# 20 from city plan to attend officer's funeral



## kwflatbed (Dec 29, 2004)

_By AARON NICODEMUS, Standard-Times staff writer _

NEW BEDFORD - A contingent of 20 police officers and public officials from New Bedford will head to Arkansas today, to attend the wake and funeral of the Arkansas police officer killed by Jacob D. Robida. 
Mayor Scott W. Lang, Police Chief David A. Provencher, Bristol County District Attorney Paul F. Walsh Jr. and Sen. Mark C.W. Montigny, D-New Bedford, will attend funeral services for Gassville Reserve Police Officer James W. Sell, who was gunned down in a Norfork, Ark., motel parking lot by Mr. Robida, 18, of New Bedford. 
Mr. Robida was on the run following the attack late last Wednesday at Puzzles Lounge when he was pulled over by Officer Sell for a motor vehicle violation Saturday afternoon. Mr. Robida allegedly shot Officer Sell to death in the motel parking lot, then led police on a 20-mile chase before Mr. Robida shot his female companion and then himself. 
"We share the loss of our brother officer in Arkansas, and we honor the sacrifice of Officer Sell," said New Bedford Police Chief Provencher. 
"We have a profound sense of personal loss in our department. We feel as if we lost one of our own.
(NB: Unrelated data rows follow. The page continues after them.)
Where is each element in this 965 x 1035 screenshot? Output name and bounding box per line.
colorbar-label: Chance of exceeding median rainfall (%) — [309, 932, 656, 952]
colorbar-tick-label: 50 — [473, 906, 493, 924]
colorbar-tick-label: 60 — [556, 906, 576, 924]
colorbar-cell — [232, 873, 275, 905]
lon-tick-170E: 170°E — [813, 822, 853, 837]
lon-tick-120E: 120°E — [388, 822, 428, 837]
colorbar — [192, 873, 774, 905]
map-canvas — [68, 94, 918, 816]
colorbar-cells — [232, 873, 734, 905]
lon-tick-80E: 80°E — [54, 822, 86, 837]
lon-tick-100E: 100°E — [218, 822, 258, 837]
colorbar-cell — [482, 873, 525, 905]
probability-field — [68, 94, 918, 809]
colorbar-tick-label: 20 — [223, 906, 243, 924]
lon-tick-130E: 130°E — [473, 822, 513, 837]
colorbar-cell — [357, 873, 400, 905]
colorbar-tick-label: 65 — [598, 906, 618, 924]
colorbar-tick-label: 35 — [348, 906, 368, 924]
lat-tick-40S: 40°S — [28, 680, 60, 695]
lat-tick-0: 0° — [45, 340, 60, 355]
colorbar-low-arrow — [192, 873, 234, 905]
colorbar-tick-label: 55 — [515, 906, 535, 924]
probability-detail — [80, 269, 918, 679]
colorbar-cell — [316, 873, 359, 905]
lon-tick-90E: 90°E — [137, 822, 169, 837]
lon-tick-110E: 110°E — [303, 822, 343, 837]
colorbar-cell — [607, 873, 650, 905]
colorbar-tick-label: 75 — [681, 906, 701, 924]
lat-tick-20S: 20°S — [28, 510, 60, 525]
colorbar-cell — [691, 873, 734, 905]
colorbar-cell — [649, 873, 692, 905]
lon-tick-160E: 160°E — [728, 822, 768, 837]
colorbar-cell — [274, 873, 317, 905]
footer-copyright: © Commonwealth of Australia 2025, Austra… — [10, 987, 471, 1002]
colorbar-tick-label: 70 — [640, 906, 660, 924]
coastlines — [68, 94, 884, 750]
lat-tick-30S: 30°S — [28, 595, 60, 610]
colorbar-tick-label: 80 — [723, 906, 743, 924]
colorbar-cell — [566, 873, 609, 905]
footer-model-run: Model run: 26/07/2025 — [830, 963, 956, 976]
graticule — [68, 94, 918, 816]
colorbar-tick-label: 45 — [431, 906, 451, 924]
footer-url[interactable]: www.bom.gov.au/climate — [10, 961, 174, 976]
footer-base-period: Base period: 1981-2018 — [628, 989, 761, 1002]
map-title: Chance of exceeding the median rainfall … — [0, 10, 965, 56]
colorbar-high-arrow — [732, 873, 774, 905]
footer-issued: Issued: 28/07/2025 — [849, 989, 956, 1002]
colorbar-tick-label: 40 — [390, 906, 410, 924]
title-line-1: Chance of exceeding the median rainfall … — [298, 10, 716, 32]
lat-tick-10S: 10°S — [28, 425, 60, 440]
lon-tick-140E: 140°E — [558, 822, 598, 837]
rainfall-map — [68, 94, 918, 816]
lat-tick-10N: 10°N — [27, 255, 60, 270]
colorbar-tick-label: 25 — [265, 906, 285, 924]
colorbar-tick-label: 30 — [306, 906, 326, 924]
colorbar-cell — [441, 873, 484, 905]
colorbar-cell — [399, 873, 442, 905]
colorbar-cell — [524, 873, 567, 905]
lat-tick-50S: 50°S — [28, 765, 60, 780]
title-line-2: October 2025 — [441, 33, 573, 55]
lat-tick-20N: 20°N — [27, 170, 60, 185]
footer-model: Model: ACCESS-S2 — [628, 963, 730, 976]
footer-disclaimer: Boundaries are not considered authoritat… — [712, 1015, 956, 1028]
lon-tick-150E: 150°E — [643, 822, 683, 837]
It's had an effect on all of us." 
The contingent will join Paul Dockery, a Massachusetts state police detective assigned to DA Walsh's office, and New Bedford Police Detective Richard Netinho. Both officers are already in Arkansas, investigating the case. 
The wake will be held Thursday afternoon and evening at the Roller Funeral Home in Gassville, followed by a funeral beginning at 1 p.m. in the East Side Baptist Church in Mountain Home, Arkansas. 
In addition to Chief Provencher, the New Bedford Police Department will be represented by a six-member honor guard, led by Sgt. Jill Simmons; two officers investigating the case, Lt. Scott Sylvia and Detective Jason Gomes; Sgt. Rita Ribeiro, Capt. Ronald Teachmen, and the president of the police union, Leonard F. Baillargeon. Members of the honor guard include patrolmen Daniel Sweeney, Emanuel Cabral, Russell Marques, Christian Gomes, David Figueiredo and Willie Coates. 
Mayor Lang said he will bring along Nelson Ostiguy, his special assistant and a former Massachusetts state trooper. 
District Attorney Walsh will be accompanied by Bruce Feno, the director of interstate renditions for the DA's office, and two Massachusetts state police officers. 
Contact Aaron Nicodemus at [email protected]


----------



## Buford T (Feb 12, 2005)

Stand up thing to do N.B.P.D., very classy. R.I.P. Officer Sell, you represent the best in L.E.


----------



## Irish Wampanoag (Apr 6, 2003)

Trooper Sell "Godbless"


----------